Namun apa yang bisa dikata kalau salah satu kebahagiaan tersebut seorang wanita itu menimpanya. Entah bisa dianggap musibah atau anugerah. Beruntung ukuran perutnya yang masih belum membesar membuatnya tak harus mengarang cerita indah pada keluarganya.

Diusir itu kemungkinan terburuk yang akan didapatkannya dan mungkin dicoret dari keluarga Wu.

"Apa yang harus kulakukan?" bathin Yi Fan bingung, tangan kirinya meremas hasil kesehatannya yang baru saja diambil. Test yang terpaksa dilakukannya saat ketahanan tubuhnya menurun drastis bahkan sering pingsan. Bersyukur dokter itu mau menjaga privasinya dan membiarkan dirinya mengambil keputusan.

"Aku tak mungkin menggugurkanmu," bisik Yi Fan pelan, "kau bahkan tak tahu apa-apa saat ini bahkan saat lahir ke dunia nanti," ujarnya mengusap perutnya sendiri.

Lalu bagaiamana dengan ayah dari sang bayi. Yi Fan tentu berstatus 'ibu' karena dirinya yang mengandung sang bayi.

Yi Fan menggeleng pelan, ia tak bisa mengingat apa pun soal itu. Bahkan kejadian yang membuatnya kehilangan waktu pertamanya. Hanya sakit kepala kuat hingga dunianya yang berputar berada diingatannya. Dan tubuh telanjang di sebuah hotel saat pagi menyapanya.
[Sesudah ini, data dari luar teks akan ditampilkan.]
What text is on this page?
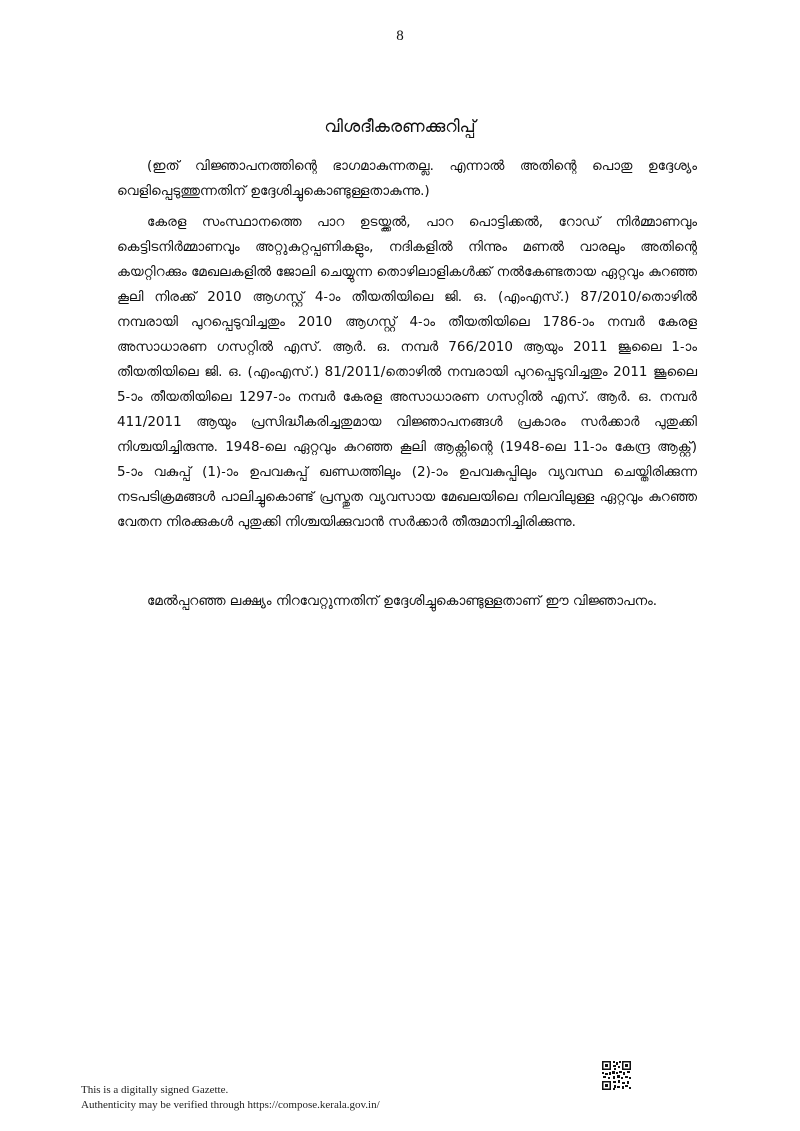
8
വിശദീകരണക്കുറിപ്പ്

(ഇത് വിജ്ഞാപനത്തിന്റെ ഭാഗമാകുന്നതല്ല. എന്നാൽ അതിന്റെ പൊതു ഉദ്ദേശ്യം വെളിപ്പെടുത്തുന്നതിന് ഉദ്ദേശിച്ചുകൊണ്ടുള്ളതാകുന്നു.)

കേരള സംസ്ഥാനത്തെ പാറ ഉടയ്ക്കൽ, പാറ പൊട്ടിക്കൽ, റോഡ് നിർമ്മാണവും കെട്ടിടനിർമ്മാണവും അറ്റുകുറ്റപ്പണികളും, നദികളിൽ നിന്നും മണൽ വാരലും അതിന്റെ കയറ്റിറക്കും മേഖലകളിൽ ജോലി ചെയ്യുന്ന തൊഴിലാളികൾക്ക് നൽകേണ്ടതായ ഏറ്റവും കുറഞ്ഞ കൂലി നിരക്ക് 2010 ആഗസ്റ്റ് 4-ാം തീയതിയിലെ ജി. ഒ. (എംഎസ്.) 87/2010/തൊഴിൽ നമ്പരായി പുറപ്പെടുവിച്ചതും 2010 ആഗസ്റ്റ് 4-ാം തീയതിയിലെ 1786-ാം നമ്പർ കേരള അസാധാരണ ഗസറ്റിൽ എസ്. ആർ. ഒ. നമ്പർ 766/2010 ആയും 2011 ജൂലൈ 1-ാം തീയതിയിലെ ജി. ഒ. (എംഎസ്.) 81/2011/തൊഴിൽ നമ്പരായി പുറപ്പെടുവിച്ചതും 2011 ജൂലൈ 5-ാം തീയതിയിലെ 1297-ാം നമ്പർ കേരള അസാധാരണ ഗസറ്റിൽ എസ്. ആർ. ഒ. നമ്പർ 411/2011 ആയും പ്രസിദ്ധീകരിച്ചതുമായ വിജ്ഞാപനങ്ങൾ പ്രകാരം സർക്കാർ പുതുക്കി നിശ്ചയിച്ചിരുന്നു. 1948-ലെ ഏറ്റവും കുറഞ്ഞ കൂലി ആക്റ്റിന്റെ (1948-ലെ 11-ാം കേന്ദ്ര ആക്റ്റ്) 5-ാം വകുപ്പ് (1)-ാം ഉപവകുപ്പ് ഖണ്ഡത്തിലും (2)-ാം ഉപവകുപ്പിലും വ്യവസ്ഥ ചെയ്തിരിക്കുന്ന നടപടിക്രമങ്ങൾ പാലിച്ചുകൊണ്ട് പ്രസ്തുത വ്യവസായ മേഖലയിലെ നിലവിലുള്ള ഏറ്റവും കുറഞ്ഞ വേതന നിരക്കുകൾ പുതുക്കി നിശ്ചയിക്കുവാൻ സർക്കാർ തീരുമാനിച്ചിരിക്കുന്നു.

മേൽപ്പറഞ്ഞ ലക്ഷ്യം നിറവേറ്റുന്നതിന് ഉദ്ദേശിച്ചുകൊണ്ടുള്ളതാണ് ഈ വിജ്ഞാപനം.

This is a digitally signed Gazette.
Authenticity may be verified through https://compose.kerala.gov.in/
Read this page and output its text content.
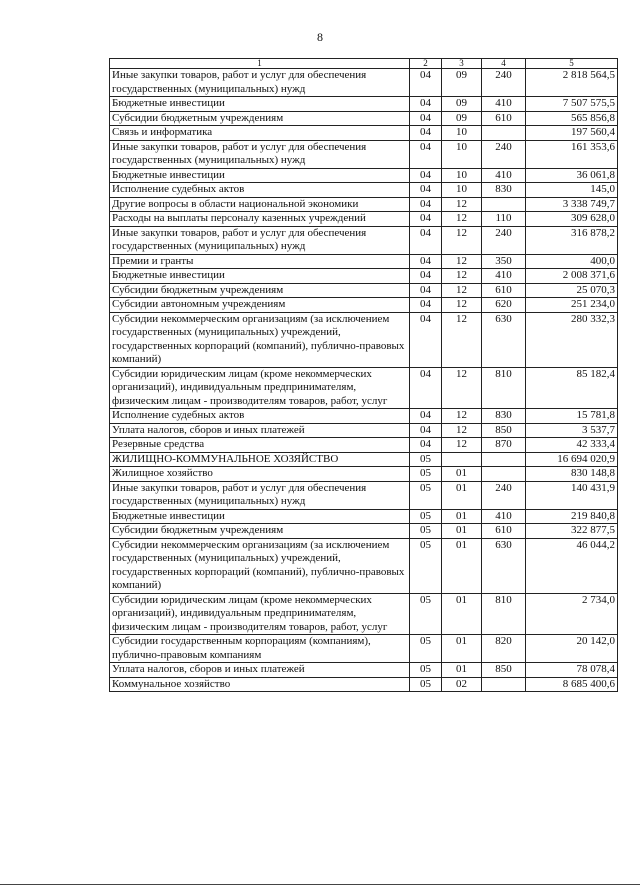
8
1	2	3	4	5
Иные закупки товаров, работ и услуг для обеспечения государственных (муниципальных) нужд	04	09	240	2 818 564,5
Бюджетные инвестиции	04	09	410	7 507 575,5
Субсидии бюджетным учреждениям	04	09	610	565 856,8
Связь и информатика	04	10		197 560,4
Иные закупки товаров, работ и услуг для обеспечения государственных (муниципальных) нужд	04	10	240	161 353,6
Бюджетные инвестиции	04	10	410	36 061,8
Исполнение судебных актов	04	10	830	145,0
Другие вопросы в области национальной экономики	04	12		3 338 749,7
Расходы на выплаты персоналу казенных учреждений	04	12	110	309 628,0
Иные закупки товаров, работ и услуг для обеспечения государственных (муниципальных) нужд	04	12	240	316 878,2
Премии и гранты	04	12	350	400,0
Бюджетные инвестиции	04	12	410	2 008 371,6
Субсидии бюджетным учреждениям	04	12	610	25 070,3
Субсидии автономным учреждениям	04	12	620	251 234,0
Субсидии некоммерческим организациям (за исключением государственных (муниципальных) учреждений, государственных корпораций (компаний), публично-правовых компаний)	04	12	630	280 332,3
Субсидии юридическим лицам (кроме некоммерческих организаций), индивидуальным предпринимателям, физическим лицам - производителям товаров, работ, услуг	04	12	810	85 182,4
Исполнение судебных актов	04	12	830	15 781,8
Уплата налогов, сборов и иных платежей	04	12	850	3 537,7
Резервные средства	04	12	870	42 333,4
ЖИЛИЩНО-КОММУНАЛЬНОЕ ХОЗЯЙСТВО	05			16 694 020,9
Жилищное хозяйство	05	01		830 148,8
Иные закупки товаров, работ и услуг для обеспечения государственных (муниципальных) нужд	05	01	240	140 431,9
Бюджетные инвестиции	05	01	410	219 840,8
Субсидии бюджетным учреждениям	05	01	610	322 877,5
Субсидии некоммерческим организациям (за исключением государственных (муниципальных) учреждений, государственных корпораций (компаний), публично-правовых компаний)	05	01	630	46 044,2
Субсидии юридическим лицам (кроме некоммерческих организаций), индивидуальным предпринимателям, физическим лицам - производителям товаров, работ, услуг	05	01	810	2 734,0
Субсидии государственным корпорациям (компаниям), публично-правовым компаниям	05	01	820	20 142,0
Уплата налогов, сборов и иных платежей	05	01	850	78 078,4
Коммунальное хозяйство	05	02		8 685 400,6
Berpikir kalau semua akan baik-baik saja, Yi Fan bahkan melupakan pagi terburuk dihidupnya itu. Namun semua berbeda saat hasil malam itu berbuah dengan baik.

"Shim Changmin," ujar Yi Fan pelan. Menatap sebuah kartu nama yang ditemukannya di meja nakas. Tertinggal atau sengaja ditinggalkan. Ingin rasanya ia bertanya pada salah satu sahabatnya yang mungkin tahu siapa, hanya saja mereka pasti menanyainya dengan seribu pertanyaan yang tak dimiliki jawabannya.

"Kita harus pergi."

Putus Yi Fan pada akhirnya. Tak mungkin ia membiarkan kedua orang tuanya bersedih dengan kelainan anaknya. Di satu sisi Yi Fan tak mungkin menggugurkan bayi dikandungannya disisi lain ia tak bisa membuat wajah kecewa terpatri pada keluarganya dengan rasa malu yang begitu dalam.

"Mulai hari ini Yi Fan tak ada hanya Kris. Yi Fan sudah mati. Setidaknya aku akan memastikan kau akan melihat indahnya dunia, Baby."

.

.

Key of Heart

Cast:

EvilDragon aka Shim Changmin & Wu Yi Fan Kris

Genre: Romance/Family

Rated: T

Waning: AU, crack pair(?) gila-gilaan, typo, alur cepat, M-Preg

.

.

.

DON'T LIKE DON'T READ

.

Berniat meneruskan? silahkan…

.

.

Kalau tidak suka tolong beranjak dan menjauh, Mizu gak mau ngotori fict Mizu dengan flame bodoh di fandom ini, Ok^^

.

.

Anda sudah diperingatkan dear

.

.

"Yak Shim Changmin berhenti mengotori kantor ini dengan semua makanan milikmu itu."

"Tenang saja hyung, bukankah ada cleaning service yang akan membersihkannya."

Kepalan tangan namja cantik itu menggeplak kuat namja yang hendak memasukkan makanan kemulutnya. Membuat namja jangkung berwajah kekanankan itu terbatuk-batuk dan menyambar segelas air disisinya.

"Ya hyung. Kau hampir membuatku mati."

"Kau tak akan mati hanya karena tersedak makananan Shim Pabbo Changmin."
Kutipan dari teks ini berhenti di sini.